Von dieser Fehlplatzierung abgesehen, können alle Lieder wie Liebesbriefe gelesen werden. Typisch für Metronomy gewinnt man aber bald den Eindruck, es handele sich um komplizierte, kaputte Liebe. Mount, der kürzlich Vater geworden ist, trägt Metronomy wie die Maske eines von Kummer geplagten Jugendlichen, der „Not Made for Love“ ist. Tatsächlich lassen sich Schemata wiederfinden, auf die er auf jedem Album zurückgreift: Da gibt es das mutmaßlich unbekümmerte Gitarrenintro zu „Month of Sundays“, das die Probleme von „Trouble“ wieder aufgreift, sowie ein rhythmisch minimalistisches und von gedämpften Synths getragenes „Monstrous“, welches an die unerfüllte Sehnsucht von „Loving Arm“ erinnert. Die schiefen, dramatischen Synths, die „Nights Out“ eröffnen, wurden auf „Love Letters“ durch nicht weniger dramatische Hörner ersetzt, während der Refrain von „Reservoir“ als Echo von „What Do I Do Now?“ und „Corinne“ fungiert. Vielleicht sind des Chamäleons Alben deshalb so gut. Das Erfolgsrezept – elektronische Popmusik mit einem ordentlichen Schuss Melancholie – kann je nach Laune und Anlass mit einem eigenen Konzept garniert werden. So entsteht ein Mitternachtssnack auf dem Weg zur Afterparty, ein Picknick im Hafen von Torquay oder ein romantisches Dinner für die Geliebte, die nicht auftaucht.
Die wirklich überragenden Songs finden sich in der ersten Hälfte der Platte, besonders „!Month of Sundays“ und der Titeltrack. Dieses Duo gibt dem „Radio Ladio“-gewohnten Hörer (also jedem von uns, seien wir ehrlich) zum ersten Mal das Gefühl, dass die besten, die wirklich erfüllenden Songs aus der Feder von Joseph Mount die ernsten sind. Nicht das interstellare Synthgedudel und -geblubber von „Call Me“ und „Reservoir“, noch das „Only Love Can Break Your Heart“-via-Ray-Lynch-Outro „Never Wanted“. Nein, paradoxerweise ist es der Akustikgitarre im Opener « The Upsetter » zu verdanken, dass „Love Letters“ dem durchweg überzeugenden, aber discoiden „Nights Out“ Konkurrenz macht. Oder dem schimmernden, pseudo-linkischen Gitarrenspiel à la Mac DeMarco in „Month of Sundays“, auf das plötzlich ein siechendes Solo folgt. Oder – mein Favorit – dem epischen Cocktail aus Honky Tonk Piano, dramatischem Trompetensolo, „Love letters“ jubelndem Chor und einem Gesang, der einem den Eindruck vermittelt, Peter Gabriel habe die Band übernommen.

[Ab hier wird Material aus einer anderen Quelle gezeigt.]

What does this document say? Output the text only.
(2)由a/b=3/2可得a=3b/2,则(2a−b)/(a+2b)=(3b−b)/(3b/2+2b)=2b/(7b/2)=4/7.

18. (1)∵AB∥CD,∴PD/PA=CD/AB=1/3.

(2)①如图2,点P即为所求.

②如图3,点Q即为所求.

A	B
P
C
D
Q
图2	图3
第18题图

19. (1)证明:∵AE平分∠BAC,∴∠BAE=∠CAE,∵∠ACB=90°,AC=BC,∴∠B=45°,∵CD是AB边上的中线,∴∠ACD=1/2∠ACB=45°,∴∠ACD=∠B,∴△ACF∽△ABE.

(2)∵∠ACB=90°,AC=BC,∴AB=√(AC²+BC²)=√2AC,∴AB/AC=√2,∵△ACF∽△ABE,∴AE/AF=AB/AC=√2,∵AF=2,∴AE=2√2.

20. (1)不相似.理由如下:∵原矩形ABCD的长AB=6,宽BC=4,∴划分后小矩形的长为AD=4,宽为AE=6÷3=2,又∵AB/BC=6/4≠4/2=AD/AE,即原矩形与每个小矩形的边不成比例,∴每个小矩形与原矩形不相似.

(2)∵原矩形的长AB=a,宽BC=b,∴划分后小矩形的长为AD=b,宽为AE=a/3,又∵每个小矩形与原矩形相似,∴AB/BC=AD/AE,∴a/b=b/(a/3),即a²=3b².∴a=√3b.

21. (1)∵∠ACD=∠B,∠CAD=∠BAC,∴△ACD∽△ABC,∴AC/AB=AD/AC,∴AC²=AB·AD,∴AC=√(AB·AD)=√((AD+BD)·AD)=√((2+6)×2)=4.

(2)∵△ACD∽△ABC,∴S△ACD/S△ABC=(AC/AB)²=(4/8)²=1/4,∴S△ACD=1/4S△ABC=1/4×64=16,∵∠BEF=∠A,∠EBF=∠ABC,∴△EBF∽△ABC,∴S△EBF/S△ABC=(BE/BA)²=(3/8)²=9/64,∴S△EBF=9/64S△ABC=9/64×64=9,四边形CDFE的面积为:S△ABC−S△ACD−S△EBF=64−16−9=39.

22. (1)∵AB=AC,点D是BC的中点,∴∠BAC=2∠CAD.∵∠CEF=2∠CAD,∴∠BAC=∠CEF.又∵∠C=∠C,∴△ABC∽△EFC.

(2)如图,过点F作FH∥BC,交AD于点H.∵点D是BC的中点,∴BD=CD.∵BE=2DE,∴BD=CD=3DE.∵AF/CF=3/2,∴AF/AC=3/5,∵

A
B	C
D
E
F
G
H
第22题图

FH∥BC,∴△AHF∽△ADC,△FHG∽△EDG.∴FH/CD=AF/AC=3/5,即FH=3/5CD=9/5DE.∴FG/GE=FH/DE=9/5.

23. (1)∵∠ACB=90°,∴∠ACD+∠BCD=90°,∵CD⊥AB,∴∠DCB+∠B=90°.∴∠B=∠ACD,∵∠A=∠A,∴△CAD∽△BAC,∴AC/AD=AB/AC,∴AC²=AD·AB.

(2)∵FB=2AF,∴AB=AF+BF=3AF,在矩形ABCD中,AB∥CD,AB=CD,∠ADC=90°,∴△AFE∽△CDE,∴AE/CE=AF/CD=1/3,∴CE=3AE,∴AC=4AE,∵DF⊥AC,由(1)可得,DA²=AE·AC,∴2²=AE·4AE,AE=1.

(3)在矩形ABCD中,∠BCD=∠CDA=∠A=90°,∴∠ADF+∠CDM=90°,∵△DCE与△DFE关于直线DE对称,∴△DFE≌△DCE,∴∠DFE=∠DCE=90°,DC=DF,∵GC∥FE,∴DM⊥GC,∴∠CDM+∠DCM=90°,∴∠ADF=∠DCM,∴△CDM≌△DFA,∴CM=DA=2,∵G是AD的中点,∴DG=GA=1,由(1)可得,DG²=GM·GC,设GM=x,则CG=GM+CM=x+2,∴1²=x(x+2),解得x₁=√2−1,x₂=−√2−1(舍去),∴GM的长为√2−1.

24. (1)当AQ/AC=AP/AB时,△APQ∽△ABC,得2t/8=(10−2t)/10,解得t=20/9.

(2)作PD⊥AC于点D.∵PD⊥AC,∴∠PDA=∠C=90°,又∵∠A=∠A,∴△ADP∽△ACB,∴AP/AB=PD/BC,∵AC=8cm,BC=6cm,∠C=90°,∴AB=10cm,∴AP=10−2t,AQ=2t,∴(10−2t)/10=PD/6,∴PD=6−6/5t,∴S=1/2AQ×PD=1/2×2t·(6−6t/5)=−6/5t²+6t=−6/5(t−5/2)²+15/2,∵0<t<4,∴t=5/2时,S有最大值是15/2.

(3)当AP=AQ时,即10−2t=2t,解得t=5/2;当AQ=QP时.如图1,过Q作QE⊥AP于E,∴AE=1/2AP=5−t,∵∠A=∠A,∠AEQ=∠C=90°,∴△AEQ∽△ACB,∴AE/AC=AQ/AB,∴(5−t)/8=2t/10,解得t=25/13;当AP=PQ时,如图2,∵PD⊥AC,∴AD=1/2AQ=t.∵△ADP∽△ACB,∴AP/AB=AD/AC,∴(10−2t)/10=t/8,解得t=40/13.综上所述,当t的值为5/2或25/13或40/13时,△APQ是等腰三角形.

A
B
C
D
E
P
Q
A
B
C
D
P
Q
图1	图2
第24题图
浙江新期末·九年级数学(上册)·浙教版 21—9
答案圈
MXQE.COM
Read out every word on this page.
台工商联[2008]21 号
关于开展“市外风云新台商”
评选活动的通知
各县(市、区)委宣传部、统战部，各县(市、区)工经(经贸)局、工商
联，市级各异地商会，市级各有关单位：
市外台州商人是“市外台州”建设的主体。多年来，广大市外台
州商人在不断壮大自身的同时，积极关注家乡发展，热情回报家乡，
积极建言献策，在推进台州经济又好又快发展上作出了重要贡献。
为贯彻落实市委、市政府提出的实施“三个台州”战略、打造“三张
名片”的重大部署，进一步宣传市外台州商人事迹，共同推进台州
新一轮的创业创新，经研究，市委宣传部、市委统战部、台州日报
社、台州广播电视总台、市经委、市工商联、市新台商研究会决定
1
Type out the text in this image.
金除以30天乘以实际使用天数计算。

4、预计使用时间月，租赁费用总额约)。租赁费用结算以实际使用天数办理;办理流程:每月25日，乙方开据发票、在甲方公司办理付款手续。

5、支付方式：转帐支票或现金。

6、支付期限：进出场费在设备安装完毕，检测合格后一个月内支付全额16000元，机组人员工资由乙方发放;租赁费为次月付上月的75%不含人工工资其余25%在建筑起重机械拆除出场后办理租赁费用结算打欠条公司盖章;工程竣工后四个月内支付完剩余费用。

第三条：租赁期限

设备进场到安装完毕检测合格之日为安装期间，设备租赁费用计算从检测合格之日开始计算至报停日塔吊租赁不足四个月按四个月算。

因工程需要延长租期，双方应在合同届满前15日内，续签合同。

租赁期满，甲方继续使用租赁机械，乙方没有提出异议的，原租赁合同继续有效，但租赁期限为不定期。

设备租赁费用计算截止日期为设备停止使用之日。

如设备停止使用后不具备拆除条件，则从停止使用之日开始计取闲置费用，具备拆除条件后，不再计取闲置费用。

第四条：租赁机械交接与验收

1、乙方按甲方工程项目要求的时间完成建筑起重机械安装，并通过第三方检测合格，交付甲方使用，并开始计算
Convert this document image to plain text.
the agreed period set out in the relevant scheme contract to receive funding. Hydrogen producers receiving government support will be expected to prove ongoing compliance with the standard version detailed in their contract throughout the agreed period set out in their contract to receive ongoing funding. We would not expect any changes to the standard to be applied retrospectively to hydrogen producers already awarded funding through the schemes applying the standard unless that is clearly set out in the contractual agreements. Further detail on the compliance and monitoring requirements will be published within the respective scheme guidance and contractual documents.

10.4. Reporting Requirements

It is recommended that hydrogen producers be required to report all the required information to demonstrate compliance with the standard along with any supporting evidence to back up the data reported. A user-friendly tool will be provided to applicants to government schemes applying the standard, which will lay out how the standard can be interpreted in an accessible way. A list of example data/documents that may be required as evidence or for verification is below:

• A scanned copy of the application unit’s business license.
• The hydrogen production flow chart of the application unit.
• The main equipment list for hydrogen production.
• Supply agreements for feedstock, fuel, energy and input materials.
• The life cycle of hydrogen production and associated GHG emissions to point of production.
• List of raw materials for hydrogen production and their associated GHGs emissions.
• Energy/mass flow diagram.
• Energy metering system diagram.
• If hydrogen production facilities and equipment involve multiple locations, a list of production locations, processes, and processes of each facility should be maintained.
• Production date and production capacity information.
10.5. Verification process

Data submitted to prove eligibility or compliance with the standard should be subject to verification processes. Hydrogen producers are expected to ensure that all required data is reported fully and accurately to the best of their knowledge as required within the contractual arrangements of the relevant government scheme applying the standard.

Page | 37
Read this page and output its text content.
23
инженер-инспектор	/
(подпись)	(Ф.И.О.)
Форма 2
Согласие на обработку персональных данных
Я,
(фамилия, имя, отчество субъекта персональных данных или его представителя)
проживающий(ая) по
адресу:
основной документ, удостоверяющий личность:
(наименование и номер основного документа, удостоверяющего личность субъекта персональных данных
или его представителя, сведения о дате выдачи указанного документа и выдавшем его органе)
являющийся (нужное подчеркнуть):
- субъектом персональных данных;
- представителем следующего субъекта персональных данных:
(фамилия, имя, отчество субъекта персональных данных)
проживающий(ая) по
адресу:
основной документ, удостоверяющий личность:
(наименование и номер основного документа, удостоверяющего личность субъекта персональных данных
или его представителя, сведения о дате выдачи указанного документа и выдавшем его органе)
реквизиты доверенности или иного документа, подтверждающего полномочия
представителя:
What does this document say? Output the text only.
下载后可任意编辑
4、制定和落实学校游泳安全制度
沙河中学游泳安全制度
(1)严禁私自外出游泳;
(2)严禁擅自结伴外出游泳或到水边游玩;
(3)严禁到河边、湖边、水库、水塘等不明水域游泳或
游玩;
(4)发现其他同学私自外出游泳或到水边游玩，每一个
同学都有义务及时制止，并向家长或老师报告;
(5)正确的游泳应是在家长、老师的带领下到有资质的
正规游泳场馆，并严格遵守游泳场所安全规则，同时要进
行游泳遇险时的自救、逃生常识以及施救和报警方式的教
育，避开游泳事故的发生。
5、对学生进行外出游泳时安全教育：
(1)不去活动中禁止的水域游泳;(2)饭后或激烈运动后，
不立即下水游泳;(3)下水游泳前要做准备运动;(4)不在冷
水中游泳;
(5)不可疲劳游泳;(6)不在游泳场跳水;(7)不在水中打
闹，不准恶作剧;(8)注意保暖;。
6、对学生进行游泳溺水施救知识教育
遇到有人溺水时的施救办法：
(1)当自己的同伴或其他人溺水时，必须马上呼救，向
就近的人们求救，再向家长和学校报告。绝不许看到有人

Um das klarzustellen: Melancholisches Synthgedudel ist nach wie vor das A und O bei Metronomy. Ihr bestes Album bleibt vorerst „Nights Out“. Joseph Mount ist jedoch einer derjenigen Musiker, die bereit sind, ihr goldenes Kalb zu zerschlagen, um wahre, ehrliche Kunst zu erschaffen. „Love Letters“ verdient eine herausragende Wertung, da es musikalisch, textlich, konzeptuell bis hin zur farblichen Gestaltung der Hülle ein Gesamtbild erzeugt, das so rührend ist wie, nun ja, Liebesbriefe. Und wenn Mount in drei Jahren ankommt mit einem Metronomy-Album voller nostalgischer Songs über Vaterschaft und wie doch früher, als Teenager mit gebrochenem Herzen, alles besser war, wird er es gewiss genauso authentisch vermitteln.